Grains 8 mai 2026

Les intentions d’ensemencement

Le printemps pointe tranquillement le bout de son nez. L’intérêt des marchés se détourne progressivement de l’ancienne récolte vers la nouvelle, alors que celle-ci s’apprête à être semée. Les différentes institutions gouvernementales ont publié leurs intentions d’ensemencement, lesquelles constituent une base pour les marchés en 2026.

Aux États-Unis

Les superficies ensemencées devraient diminuer de 3,5 % pour le maïs et de 3,4 % pour le blé par rapport à l’an passé, tandis que celles consacrées au soya devraient ­augmenter de 4,3 %. Bien que les superficies de maïs reculent cette année, elles n’en demeurent pas moins très élevées, puisqu’elles avaient atteint un sommet historique en 2025, les plus élevées depuis 1936. 

La remontée des superficies de soya permet de revenir à la moyenne des 10 dernières années après une baisse marquée l’an passé sur fond de tension avec la Chine. Or, ces différends avec la Chine demeurent plus que jamais d’actualité.
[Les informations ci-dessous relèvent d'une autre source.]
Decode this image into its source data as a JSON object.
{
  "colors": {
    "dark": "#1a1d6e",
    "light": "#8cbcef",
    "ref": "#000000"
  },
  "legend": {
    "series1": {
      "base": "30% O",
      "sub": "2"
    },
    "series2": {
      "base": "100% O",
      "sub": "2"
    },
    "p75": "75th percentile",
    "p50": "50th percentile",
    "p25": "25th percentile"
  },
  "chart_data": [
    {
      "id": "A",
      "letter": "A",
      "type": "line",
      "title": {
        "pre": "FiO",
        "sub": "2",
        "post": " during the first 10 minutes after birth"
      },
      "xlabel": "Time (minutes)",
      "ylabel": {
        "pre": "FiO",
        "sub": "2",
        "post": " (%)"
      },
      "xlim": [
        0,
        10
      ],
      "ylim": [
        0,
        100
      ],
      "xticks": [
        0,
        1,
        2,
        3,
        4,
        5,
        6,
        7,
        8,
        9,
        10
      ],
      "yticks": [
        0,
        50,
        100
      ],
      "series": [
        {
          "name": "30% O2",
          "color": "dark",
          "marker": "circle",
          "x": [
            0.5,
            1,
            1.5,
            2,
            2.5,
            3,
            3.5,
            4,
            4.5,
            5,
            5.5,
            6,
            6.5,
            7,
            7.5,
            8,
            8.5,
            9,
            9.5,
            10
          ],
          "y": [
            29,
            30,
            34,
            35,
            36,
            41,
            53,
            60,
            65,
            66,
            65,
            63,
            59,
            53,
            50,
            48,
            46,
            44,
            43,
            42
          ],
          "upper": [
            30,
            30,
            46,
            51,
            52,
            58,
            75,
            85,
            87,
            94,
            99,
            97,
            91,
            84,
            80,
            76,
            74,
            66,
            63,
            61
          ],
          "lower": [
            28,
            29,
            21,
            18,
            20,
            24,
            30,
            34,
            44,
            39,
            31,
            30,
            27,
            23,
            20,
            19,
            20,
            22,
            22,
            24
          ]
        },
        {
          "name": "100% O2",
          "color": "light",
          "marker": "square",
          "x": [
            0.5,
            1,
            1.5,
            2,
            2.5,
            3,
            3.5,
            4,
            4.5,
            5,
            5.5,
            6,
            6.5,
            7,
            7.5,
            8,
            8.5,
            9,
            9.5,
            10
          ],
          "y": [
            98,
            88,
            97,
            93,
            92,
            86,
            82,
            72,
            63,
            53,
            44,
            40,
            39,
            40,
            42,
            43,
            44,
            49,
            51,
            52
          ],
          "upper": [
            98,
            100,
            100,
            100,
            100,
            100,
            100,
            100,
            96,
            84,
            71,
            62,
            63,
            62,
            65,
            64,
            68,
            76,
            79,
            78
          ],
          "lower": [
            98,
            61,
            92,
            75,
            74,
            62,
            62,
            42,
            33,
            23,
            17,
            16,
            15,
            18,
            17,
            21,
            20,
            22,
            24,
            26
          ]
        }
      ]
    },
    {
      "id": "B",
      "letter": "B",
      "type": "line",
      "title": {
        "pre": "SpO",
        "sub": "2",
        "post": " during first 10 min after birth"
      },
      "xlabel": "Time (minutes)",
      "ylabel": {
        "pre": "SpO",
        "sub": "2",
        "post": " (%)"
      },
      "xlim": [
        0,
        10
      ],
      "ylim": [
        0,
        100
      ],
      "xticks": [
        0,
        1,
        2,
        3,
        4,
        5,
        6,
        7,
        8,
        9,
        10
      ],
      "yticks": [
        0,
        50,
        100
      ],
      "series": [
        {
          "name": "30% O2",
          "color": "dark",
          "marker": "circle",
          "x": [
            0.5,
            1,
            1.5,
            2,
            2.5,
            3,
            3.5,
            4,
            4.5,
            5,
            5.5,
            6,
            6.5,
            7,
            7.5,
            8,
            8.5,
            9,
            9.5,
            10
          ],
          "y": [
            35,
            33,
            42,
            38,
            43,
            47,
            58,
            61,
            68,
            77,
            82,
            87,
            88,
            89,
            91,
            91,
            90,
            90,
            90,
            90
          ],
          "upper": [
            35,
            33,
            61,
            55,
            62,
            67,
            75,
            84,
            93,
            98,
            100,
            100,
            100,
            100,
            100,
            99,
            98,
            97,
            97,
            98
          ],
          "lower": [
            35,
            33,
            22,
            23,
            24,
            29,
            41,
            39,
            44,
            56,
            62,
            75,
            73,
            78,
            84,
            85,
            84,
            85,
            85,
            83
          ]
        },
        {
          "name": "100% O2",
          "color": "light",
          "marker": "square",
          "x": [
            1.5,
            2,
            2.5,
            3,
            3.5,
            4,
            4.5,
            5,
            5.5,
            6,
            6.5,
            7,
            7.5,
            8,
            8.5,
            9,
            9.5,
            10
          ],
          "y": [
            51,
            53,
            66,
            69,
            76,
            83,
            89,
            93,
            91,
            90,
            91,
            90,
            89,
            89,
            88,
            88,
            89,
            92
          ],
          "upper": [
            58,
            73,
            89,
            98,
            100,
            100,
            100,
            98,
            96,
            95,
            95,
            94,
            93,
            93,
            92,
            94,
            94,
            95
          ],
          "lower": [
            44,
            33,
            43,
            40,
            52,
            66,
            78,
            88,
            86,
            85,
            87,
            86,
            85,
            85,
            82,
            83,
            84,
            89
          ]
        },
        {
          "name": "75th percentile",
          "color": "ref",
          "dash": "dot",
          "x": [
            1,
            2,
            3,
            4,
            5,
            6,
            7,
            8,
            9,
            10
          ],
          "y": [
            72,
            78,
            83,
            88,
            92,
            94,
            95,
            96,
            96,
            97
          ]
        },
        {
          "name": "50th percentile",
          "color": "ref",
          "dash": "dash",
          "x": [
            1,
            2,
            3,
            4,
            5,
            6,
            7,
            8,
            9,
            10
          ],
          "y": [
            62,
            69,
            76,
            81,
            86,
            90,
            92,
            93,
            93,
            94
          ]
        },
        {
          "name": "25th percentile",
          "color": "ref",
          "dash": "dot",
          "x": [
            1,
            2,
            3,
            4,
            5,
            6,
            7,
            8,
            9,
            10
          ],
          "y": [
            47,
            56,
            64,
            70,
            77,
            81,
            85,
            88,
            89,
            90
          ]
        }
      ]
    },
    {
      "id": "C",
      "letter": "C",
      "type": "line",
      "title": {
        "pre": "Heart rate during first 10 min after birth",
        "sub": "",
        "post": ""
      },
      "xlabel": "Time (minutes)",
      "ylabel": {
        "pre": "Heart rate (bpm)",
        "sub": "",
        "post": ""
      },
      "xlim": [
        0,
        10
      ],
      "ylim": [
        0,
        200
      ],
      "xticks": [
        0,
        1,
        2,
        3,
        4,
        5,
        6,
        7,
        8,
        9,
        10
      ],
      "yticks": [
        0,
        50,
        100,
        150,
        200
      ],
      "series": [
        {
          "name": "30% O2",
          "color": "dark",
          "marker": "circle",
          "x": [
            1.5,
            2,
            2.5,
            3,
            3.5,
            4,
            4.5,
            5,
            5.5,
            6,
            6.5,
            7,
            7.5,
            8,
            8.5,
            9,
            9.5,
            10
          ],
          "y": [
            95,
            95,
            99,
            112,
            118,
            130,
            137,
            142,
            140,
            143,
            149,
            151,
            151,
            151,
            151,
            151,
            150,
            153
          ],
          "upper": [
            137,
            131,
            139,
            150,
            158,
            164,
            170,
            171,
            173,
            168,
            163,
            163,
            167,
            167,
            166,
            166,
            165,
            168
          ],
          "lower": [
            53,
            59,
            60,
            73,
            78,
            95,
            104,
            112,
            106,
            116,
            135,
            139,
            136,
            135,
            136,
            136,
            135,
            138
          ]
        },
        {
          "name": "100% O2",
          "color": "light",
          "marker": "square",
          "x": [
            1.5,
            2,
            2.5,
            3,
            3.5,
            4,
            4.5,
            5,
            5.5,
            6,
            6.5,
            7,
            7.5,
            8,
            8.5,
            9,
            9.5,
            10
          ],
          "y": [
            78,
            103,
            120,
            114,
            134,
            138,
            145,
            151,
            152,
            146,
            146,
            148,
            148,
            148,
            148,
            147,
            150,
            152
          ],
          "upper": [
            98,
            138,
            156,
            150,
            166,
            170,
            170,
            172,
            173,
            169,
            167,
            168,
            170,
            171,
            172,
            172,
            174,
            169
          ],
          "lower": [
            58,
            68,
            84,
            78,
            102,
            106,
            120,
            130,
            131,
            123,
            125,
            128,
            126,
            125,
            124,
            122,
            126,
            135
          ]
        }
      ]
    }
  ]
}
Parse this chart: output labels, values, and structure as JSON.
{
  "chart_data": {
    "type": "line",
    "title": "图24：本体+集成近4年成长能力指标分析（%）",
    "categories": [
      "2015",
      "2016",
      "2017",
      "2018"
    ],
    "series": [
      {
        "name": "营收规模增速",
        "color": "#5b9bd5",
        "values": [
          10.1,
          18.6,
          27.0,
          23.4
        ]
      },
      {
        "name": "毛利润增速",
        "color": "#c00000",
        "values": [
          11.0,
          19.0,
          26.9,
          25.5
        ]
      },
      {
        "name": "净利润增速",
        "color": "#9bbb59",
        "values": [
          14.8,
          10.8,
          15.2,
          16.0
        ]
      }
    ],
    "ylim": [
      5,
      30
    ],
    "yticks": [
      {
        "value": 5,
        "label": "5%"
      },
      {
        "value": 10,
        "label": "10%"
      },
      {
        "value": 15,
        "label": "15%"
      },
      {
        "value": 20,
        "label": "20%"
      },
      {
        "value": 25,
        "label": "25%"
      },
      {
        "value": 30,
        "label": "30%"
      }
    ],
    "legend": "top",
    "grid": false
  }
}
Les superficies de blé seraient les plus faibles depuis 1919, le début de la compilation des données. Cette perte de popularité s’explique principalement par une diminution des superficies de blé de printemps de 5,8 % et de blé durum de 10,8 %, tandis que celles de blé d’automne ont reculé de 2,2 %.

Au Québec et au Canada

Au Québec, les superficies ensemencées par rapport à l’année passée ont diminué de 5 % pour le soya, de 1,5 % pour le maïs, de 30,2 % pour l’orge et de 6,2 % pour le canola. À l’inverse, elles ont augmenté de 31,9 % pour le blé, de 5,1 % pour l’avoine et de 20,9 % pour le seigle. Les résultats du blé et du seigle étaient prévisibles, étant donné les superficies records en céréales d’automne pour ces deux cultures dévoilées en décembre passé. Les superficies d’orge, quant à elles, sont les plus faibles depuis 1977, devenant ainsi inférieures à celles de seigle, désormais la 6e culture de grains en importance au Québec. 

En Ontario, le portrait est très différent avec une hausse de 5,4 % pour le maïs et de 0,2 % pour le soya au détriment des céréales et du canola. Au Canada, les superficies ont été réduites de 1,1 % pour le blé au profit du canola, tandis que celles d’avoine ont reculé de 3,1 %.

Et l’incidence des engrais?

Les engrais azotés se sont fortement appréciés depuis le conflit en Iran, ce qui pourrait influencer les choix de cultures des producteurs. Toutefois, les enquêtes effectuées auprès des producteurs américains et canadiens ne permettent pas de refléter cette situation, celle du département de l’Agriculture des États-Unis (USDA) ayant été réalisée au cours des deux premières semaines de mars et celle de Statistique Canada, du 12 décembre 2025 au 16 janvier 2026.

Néanmoins, il est peu probable que ce contexte entraîne des modi­fications significatives des ensemencements en Amérique du Nord, la saison étant déjà trop avancée. Les semences sont pour la plupart achetées et les options de rechange sont présentement limitées. Il serait alors étonnant d’observer de grandes variations lors de la mise à jour de ces ­données, qui est prévue à la fin juin.